Mahkemece yapılacak iş, takipten önce temerrüt gerçekleşmediğinden ve bu nedenle işlemiş faiz istenemeyeceğinden asıl alacak da takipten sonra fakat davadan önce ödendiği dikkate alınarak asıl alacağa yönelik olarak dava açılmasında hukuki yarar bulunmadığından asıl alacakla ilgili davanın dava şartı yokluğundan reddine, icra takibinde alacağın fer’ileri olarak istenen talepler yerine getirilmediğinden ve o talepler bakımından itirazın iptaline karar verilmedikçe yerine getirilmesi de mümkün olmadığından icra harç ve masrafları ile icra vekalet ücretine yönelik itirazın iptali ile takibin bu yönler bakımından devamına karar verilmesinden ibaret olmalıdır.
Öte yandan yukarıda belirtildiği gibi davacının alacağın fer’ileri yönünden dava açmakta hukuki yararı bulunduğuna göre somut olay bakımından uygulanabilirliği bulunmayan HMK’nun 329/2 maddesi uyarınca disiplin para cezası ile cezalandırılması doğru görülemez.
Bunun yanında asıl alacak davadan önce ödenmekle asıl alacak bakımından dava açılmasında hukuki yarar bulunmadığı gibi fer’ileri dışında bakiye alacak da bulunmadığından somut olayda icra inkar tazminatına hükmedilecek bir matrah da yoktur.
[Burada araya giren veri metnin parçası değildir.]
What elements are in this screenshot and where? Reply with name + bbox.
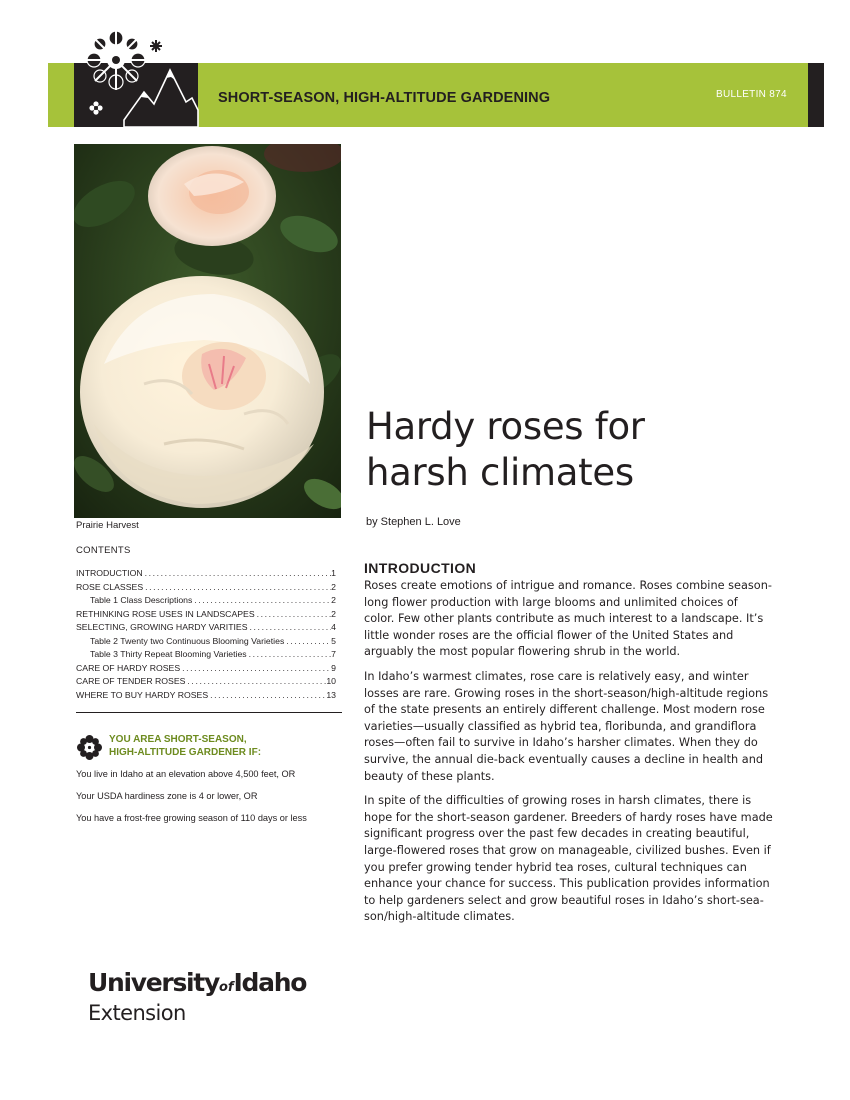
toc-leader [248, 621, 332, 635]
university-of-idaho-extension-logo [88, 969, 306, 1024]
toc-label: WHERE TO BUY HARDY ROSES [76, 689, 209, 700]
text-line: arguably the most popular flowering shrub in the world. [364, 645, 681, 659]
text-line: you prefer growing tender hybrid tea roses, cultural techniques can [364, 860, 747, 874]
intro-body [364, 578, 773, 934]
snowflake-mountain-logo-icon [74, 20, 198, 127]
toc-page: 2 [331, 595, 336, 605]
toc-leader [143, 581, 331, 595]
toc-page: 9 [331, 662, 336, 673]
sidebar-criterion: You live in Idaho at an elevation above 4,500 feet, OR [76, 769, 296, 779]
logo-extension: Extension [88, 1001, 186, 1025]
sidebar-heading-line: YOU AREA SHORT-SEASON, [109, 734, 247, 745]
toc-entry[interactable] [76, 648, 336, 662]
toc-label: ROSE CLASSES [76, 581, 144, 592]
toc-page: 7 [331, 649, 336, 659]
text-line: large-flowered roses that grow on manageable, civilized bushes. Even if [364, 843, 771, 857]
text-line: beauty of these plants. [364, 769, 495, 783]
rose-image [74, 144, 341, 518]
logo-university: University [88, 968, 219, 997]
toc-label: SELECTING, GROWING HARDY VARITIES [76, 622, 248, 632]
text-line: long flower production with large blooms and unlimited choices of [364, 595, 738, 609]
article-title-line: Hardy roses for [366, 405, 645, 448]
intro-heading: INTRODUCTION [364, 560, 477, 576]
toc-label: Table 3 Thirty Repeat Blooming Varieties [90, 649, 247, 659]
toc-entry[interactable] [76, 567, 336, 581]
article-title-line: harsh climates [366, 451, 634, 494]
text-line: significant progress over the past few decades in creating beautiful, [364, 827, 750, 841]
sidebar-criterion: Your USDA hardiness zone is 4 or lower, OR [76, 791, 258, 801]
text-line: son/high-altitude climates. [364, 910, 515, 924]
text-line: to help gardeners select and grow beautiful roses in Idaho’s short-sea- [364, 893, 764, 907]
toc-entry[interactable] [76, 689, 336, 703]
toc-page: 2 [331, 608, 336, 619]
toc-page: 5 [331, 635, 336, 646]
flower-icon [76, 734, 103, 761]
toc-leader [180, 662, 331, 676]
text-line: losses are rare. Growing roses in the short-season/high-altitude regions [364, 686, 769, 700]
text-line: In spite of the difficulties of growing roses in harsh climates, there is [364, 794, 752, 808]
text-line: varieties—usually classified as hybrid tea, floribunda, and grandiflora [364, 719, 757, 733]
contents-heading: CONTENTS [76, 545, 131, 556]
toc-entry[interactable] [76, 675, 336, 689]
toc-leader [284, 635, 331, 649]
contents-divider [76, 712, 342, 713]
text-line: survive, the annual die-back eventually causes a decline in health and [364, 752, 764, 766]
toc-entry[interactable] [76, 594, 336, 608]
intro-paragraph [364, 578, 772, 661]
logo-idaho: Idaho [233, 968, 307, 997]
toc-page: 13 [326, 689, 336, 700]
text-line: In Idaho’s warmest climates, rose care is relatively easy, and winter [364, 669, 749, 683]
text-line: hope for the short-season gardener. Breeders of hardy roses have made [364, 810, 773, 824]
toc-label: CARE OF TENDER ROSES [76, 676, 186, 686]
toc-leader [208, 689, 326, 703]
toc-page: 1 [331, 568, 336, 578]
logo-of: of [218, 980, 234, 995]
toc-label: INTRODUCTION [76, 568, 143, 578]
bulletin-number: BULLETIN 874 [716, 89, 787, 100]
series-title: SHORT-SEASON, HIGH-ALTITUDE GARDENING [218, 90, 551, 106]
toc-label: Table 1 Class Descriptions [90, 595, 193, 605]
text-line: of the state presents an entirely different challenge. Most modern rose [364, 703, 765, 717]
text-line: Roses create emotions of intrigue and romance. Roses combine season- [364, 579, 772, 592]
intro-paragraph [364, 669, 769, 785]
byline: by Stephen L. Love [366, 516, 461, 528]
sidebar-heading-line: HIGH-ALTITUDE GARDENER IF: [109, 747, 262, 758]
table-of-contents [76, 567, 336, 702]
toc-label: CARE OF HARDY ROSES [76, 662, 181, 673]
toc-leader [247, 648, 332, 662]
text-line: little wonder roses are the official flower of the United States and [364, 628, 734, 642]
intro-paragraph [364, 793, 773, 926]
sidebar-heading [109, 733, 261, 759]
text-line: roses—often fail to survive in Idaho’s harsher climates. When they do [364, 736, 758, 750]
toc-leader [143, 567, 332, 581]
toc-label: RETHINKING ROSE USES IN LANDSCAPES [76, 608, 255, 619]
photo-caption: Prairie Harvest [76, 520, 139, 531]
toc-entry[interactable] [76, 621, 336, 635]
text-line: color. Few other plants contribute as much interest to a landscape. It’s [364, 612, 764, 626]
header-band-end [808, 63, 824, 127]
logo-university-line [88, 969, 306, 1002]
toc-leader [255, 608, 332, 622]
toc-page: 4 [331, 622, 336, 632]
toc-page: 2 [331, 581, 336, 592]
toc-leader [185, 675, 326, 689]
rose-photo [74, 144, 341, 518]
toc-entry[interactable] [76, 662, 336, 676]
toc-entry[interactable] [76, 581, 336, 595]
toc-entry[interactable] [76, 608, 336, 622]
toc-entry[interactable] [76, 635, 336, 649]
toc-page: 10 [326, 676, 336, 686]
sidebar-criterion: You have a frost-free growing season of 110 days or less [76, 813, 307, 823]
toc-leader [192, 594, 331, 608]
toc-label: Table 2 Twenty two Continuous Blooming Varieties [90, 635, 285, 646]
text-line: enhance your chance for success. This publication provides information [364, 877, 770, 891]
article-title [366, 404, 645, 496]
Hal böyle olunca Yerel Mahkeme’nin icra inkar tazminatına hükmetmesi de doğru görülemez,…” gerekçesiyle kararın bozulmasına, bozma nedenine göre taraf vekillerinin diğer temyiz itirazlarının şimdilik incelenmesine yer olmadığına oy çokluğu ile karar verilmiştir.
İlk Derece Mahkemesinin Birinci Direnme Kararı:
9. Ankara 1. Asliye Ticaret Mahkemesinin 25.02.2014 tarihli ve 2014/20 E., 2014/132 K. sayılı kararı ile; takip tarihinden sonra, ancak dava tarihinden önce yapılan ödemelerin öncelikle takip tarihinden ödeme tarihine kadar işlemiş faiz, icra harç ve masrafları ile icra vekâlet ücretine mahsup edilmesi gerektiği, mülga 818 sayılı Borçlar Kanunu’nun (BK) 84. maddesi dikkate alınarak düzenlenen 22.12.2011 havale tarihli ek raporun hükme esas alındığı, itirazın iptaline karar verilen 7.549,60TL’lik kısmın 20.03.2012 tarihli kısa kararda ve hüküm fıkrasında açıklandığı üzere asıl alacak niteliğinde olduğu, bu durumda alacak likit olmakla ve koşulları oluşmakla davacı lehine icra inkâr tazminatına hükmedilmesinde engel bulunmadığı, dava tarihinde yürürlükte bulunan mülga 1086 sayılı Hukuk Muhakemeleri Kanunu’nun (HUMK) 422/2. maddesi ile karar tarihinde yürürlükte bulunan HMK’nın 329/2. maddesine göre; kötü niyet sahibi davalı veya hiçbir hakkı olmadığı hâlde dava açan tarafın disiplin para cezası ile mahkûm edilebileceği, bu hâllere vekil sebebiyet vermiş ise disiplin para cezasının vekil hakkında uygulanacağı, davacının takip tarihinden sonra, ancak davadan önce davalının 59.365,99TL ödeme yaptığını bildiği, bu durumun dosya kapsamı ile sabit olduğu, davacının, yapılan bu kısmî ödemeyi dikkate almadan, icra takibine yapılan tüm itirazların iptali talebi ile dava açtığı, dava tarihi itibari ile 59.365,99TL ödemenin davacı tarafça bilindiği hâlde bu kısım bakımından da dava açılmakla bu kısma yönelik hiçbir hakkı olmadığını bilen davacının para cezası ile cezalandırılmasının HMK’nın 329/2. maddesine aykırı olmadığı gerekçesiyle direnme kararı verilmiştir.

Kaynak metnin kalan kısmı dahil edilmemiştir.